Input: standard input

Output: standard output

Time Limit: 2 seconds

Memory Limit: 32 MB

You have devised a new encryption technique which encodes a message by inserting between its characters randomly generated strings in a clever way. Because of pending patent issues we will not discuss in detail how the strings are generated and inserted into the original message. To validate your method, however, it is necessary to write a program that checks if the message is really encoded in the final string.

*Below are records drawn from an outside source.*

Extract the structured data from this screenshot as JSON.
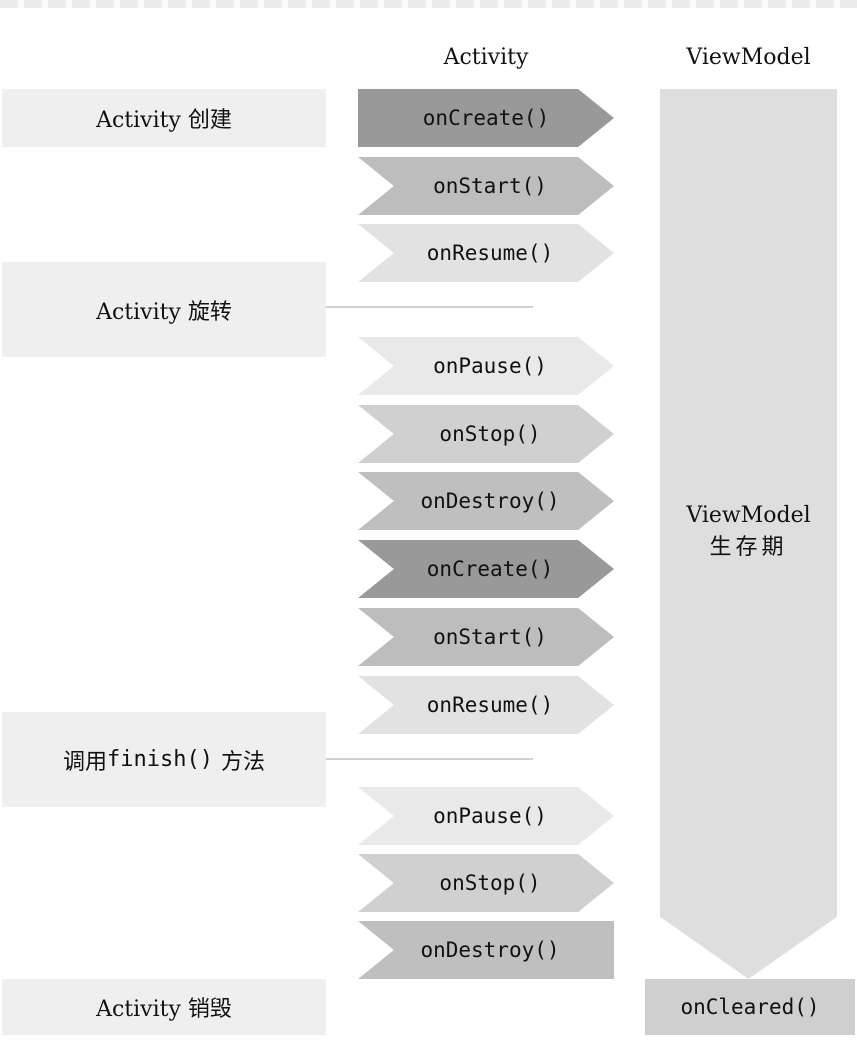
{
  "headers": {
    "activity": "Activity",
    "viewmodel": "ViewModel"
  },
  "events": [
    {
      "text": "Activity 创建"
    },
    {
      "text": "Activity 旋转"
    },
    {
      "prefix": "调用",
      "code": "finish()",
      "suffix": "方法"
    },
    {
      "text": "Activity 销毁"
    }
  ],
  "lifecycle_steps": [
    {
      "label": "onCreate()",
      "shade": "#999999",
      "shape": "first"
    },
    {
      "label": "onStart()",
      "shade": "#bdbdbd",
      "shape": "middle"
    },
    {
      "label": "onResume()",
      "shade": "#e2e2e2",
      "shape": "middle"
    },
    {
      "label": "onPause()",
      "shade": "#e9e9e9",
      "shape": "middle"
    },
    {
      "label": "onStop()",
      "shade": "#d0d0d0",
      "shape": "middle"
    },
    {
      "label": "onDestroy()",
      "shade": "#bfbfbf",
      "shape": "middle"
    },
    {
      "label": "onCreate()",
      "shade": "#999999",
      "shape": "middle"
    },
    {
      "label": "onStart()",
      "shade": "#bdbdbd",
      "shape": "middle"
    },
    {
      "label": "onResume()",
      "shade": "#e2e2e2",
      "shape": "middle"
    },
    {
      "label": "onPause()",
      "shade": "#e9e9e9",
      "shape": "middle"
    },
    {
      "label": "onStop()",
      "shade": "#d0d0d0",
      "shape": "middle"
    },
    {
      "label": "onDestroy()",
      "shade": "#bfbfbf",
      "shape": "last"
    }
  ],
  "viewmodel": {
    "title": "ViewModel",
    "subtitle": "生存期",
    "cleared": "onCleared()"
  },
  "colors": {
    "event_box": "#efefef",
    "viewmodel_bar": "#dedede",
    "cleared_box": "#cfcfcf"
  }
}
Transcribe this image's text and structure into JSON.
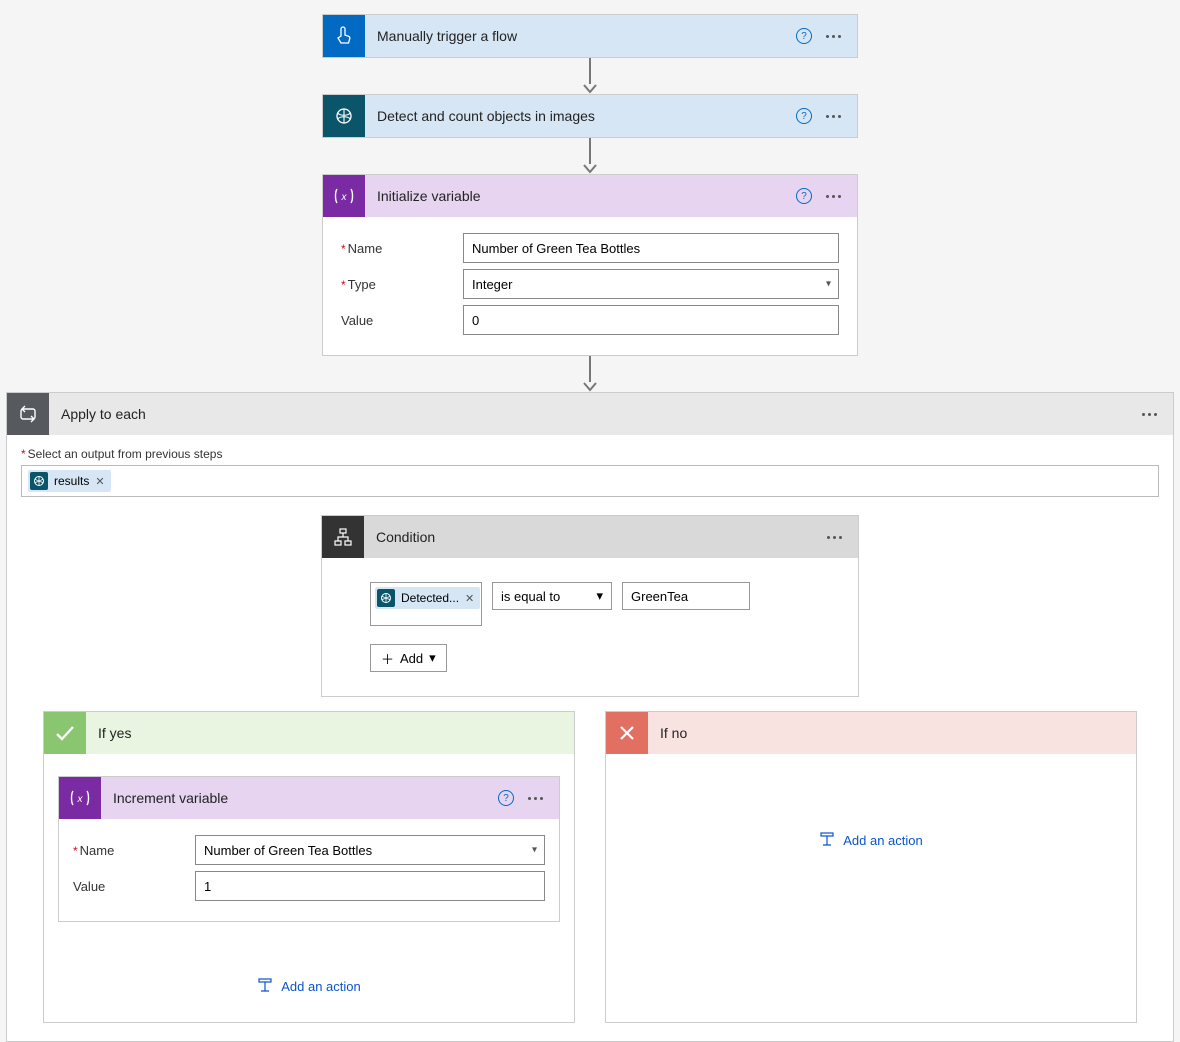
{
  "steps": {
    "trigger": {
      "title": "Manually trigger a flow"
    },
    "detect": {
      "title": "Detect and count objects in images"
    },
    "initvar": {
      "title": "Initialize variable",
      "labels": {
        "name": "Name",
        "type": "Type",
        "value": "Value"
      },
      "fields": {
        "name": "Number of Green Tea Bottles",
        "type": "Integer",
        "value": "0"
      }
    },
    "apply": {
      "title": "Apply to each",
      "select_label": "Select an output from previous steps",
      "token": "results"
    },
    "condition": {
      "title": "Condition",
      "left_token": "Detected...",
      "op": "is equal to",
      "right_value": "GreenTea",
      "add_label": "Add"
    },
    "if_yes": {
      "title": "If yes"
    },
    "if_no": {
      "title": "If no"
    },
    "increment": {
      "title": "Increment variable",
      "labels": {
        "name": "Name",
        "value": "Value"
      },
      "fields": {
        "name": "Number of Green Tea Bottles",
        "value": "1"
      }
    }
  },
  "common": {
    "add_action": "Add an action"
  }
}
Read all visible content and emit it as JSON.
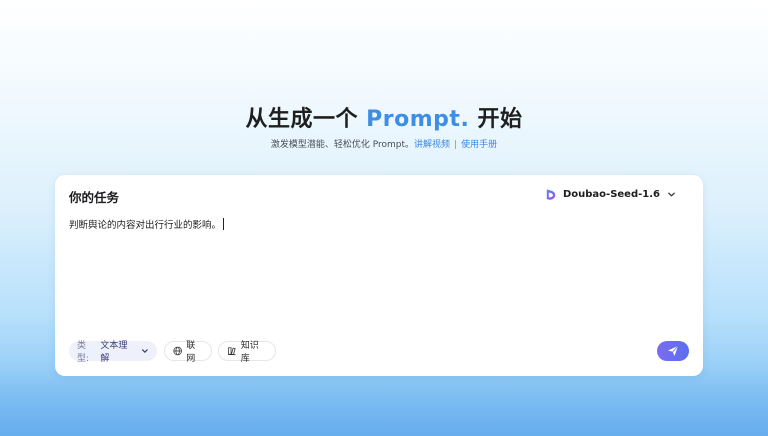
{
  "hero": {
    "title_prefix": "从生成一个",
    "title_accent": "Prompt.",
    "title_suffix": "开始",
    "subtitle": "激发模型潜能、轻松优化 Prompt。",
    "link_video": "讲解视频",
    "separator": "|",
    "link_manual": "使用手册"
  },
  "card": {
    "title": "你的任务",
    "model_name": "Doubao-Seed-1.6",
    "task_text": "判断舆论的内容对出行行业的影响。"
  },
  "chips": {
    "type_label": "类型:",
    "type_value": "文本理解",
    "web_label": "联网",
    "kb_label": "知识库"
  },
  "colors": {
    "accent": "#3d8ee4",
    "send_button": "#6b6df1",
    "link": "#3a86e0"
  },
  "icons": {
    "model": "doubao-logo-icon",
    "model_dropdown": "chevron-down-icon",
    "type_dropdown": "chevron-down-icon",
    "web": "globe-icon",
    "kb": "book-icon",
    "send": "paper-plane-icon"
  }
}
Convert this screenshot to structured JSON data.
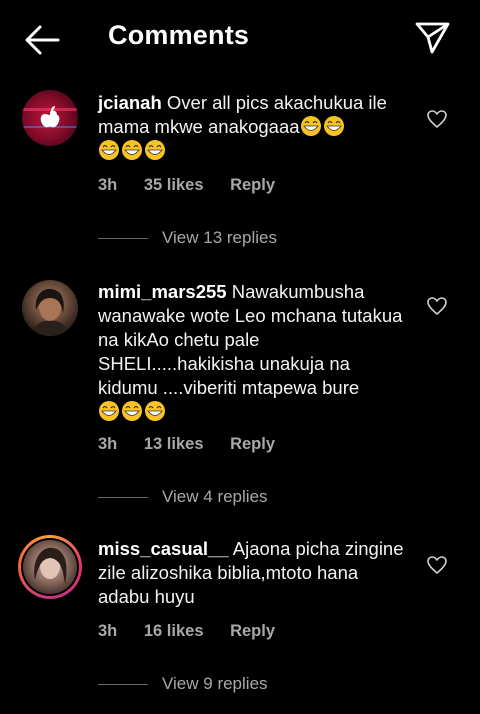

Given two strings s and t, you have to decide whether s is a subsequence of t, i.e. if you can remove characters from t such that the concatenation of the remaining characters is s.

Input Specification

The input contains several testcases. Each is specified by two strings s, t of alphanumeric ASCII characters separated by whitespace. Input is terminated by EOF.

Output Specification

For each test case output, if s is a subsequence of t.

Sample Input

sequence subsequence

person compression

VERDI vivaVittorioEmanueleReDiItalia

caseDoesMatter CaseDoesMatter

Sample Output

Yes

No

Yes

No

题目：判断a串是不是b串的子串。

解析：遍历所有的字母，用string find进行查找，找到了就查找该位置的下一个位置，如果没找到该字母，就返回false，全部都找到就返回true。

#include <cstdio>
#include <cstring>
#include <cstdlib>
#include <string>
#include <iostream>
using namespace std;
string s,t;
bool judge() {
	int pos = -1;
	for(int i = 0; i < s.size(); i++) {
		pos = t.find(s[i],pos+1);
		if(pos == string::npos) {
			return false;
		}
	}
	return true;
}
int main() {
	while(cin >> s) {
		cin >> t;
		if(judge()) {
			cout << "Yes" << endl;
		}else {
			cout << "No" << endl;
		}
	}
	return 0;
}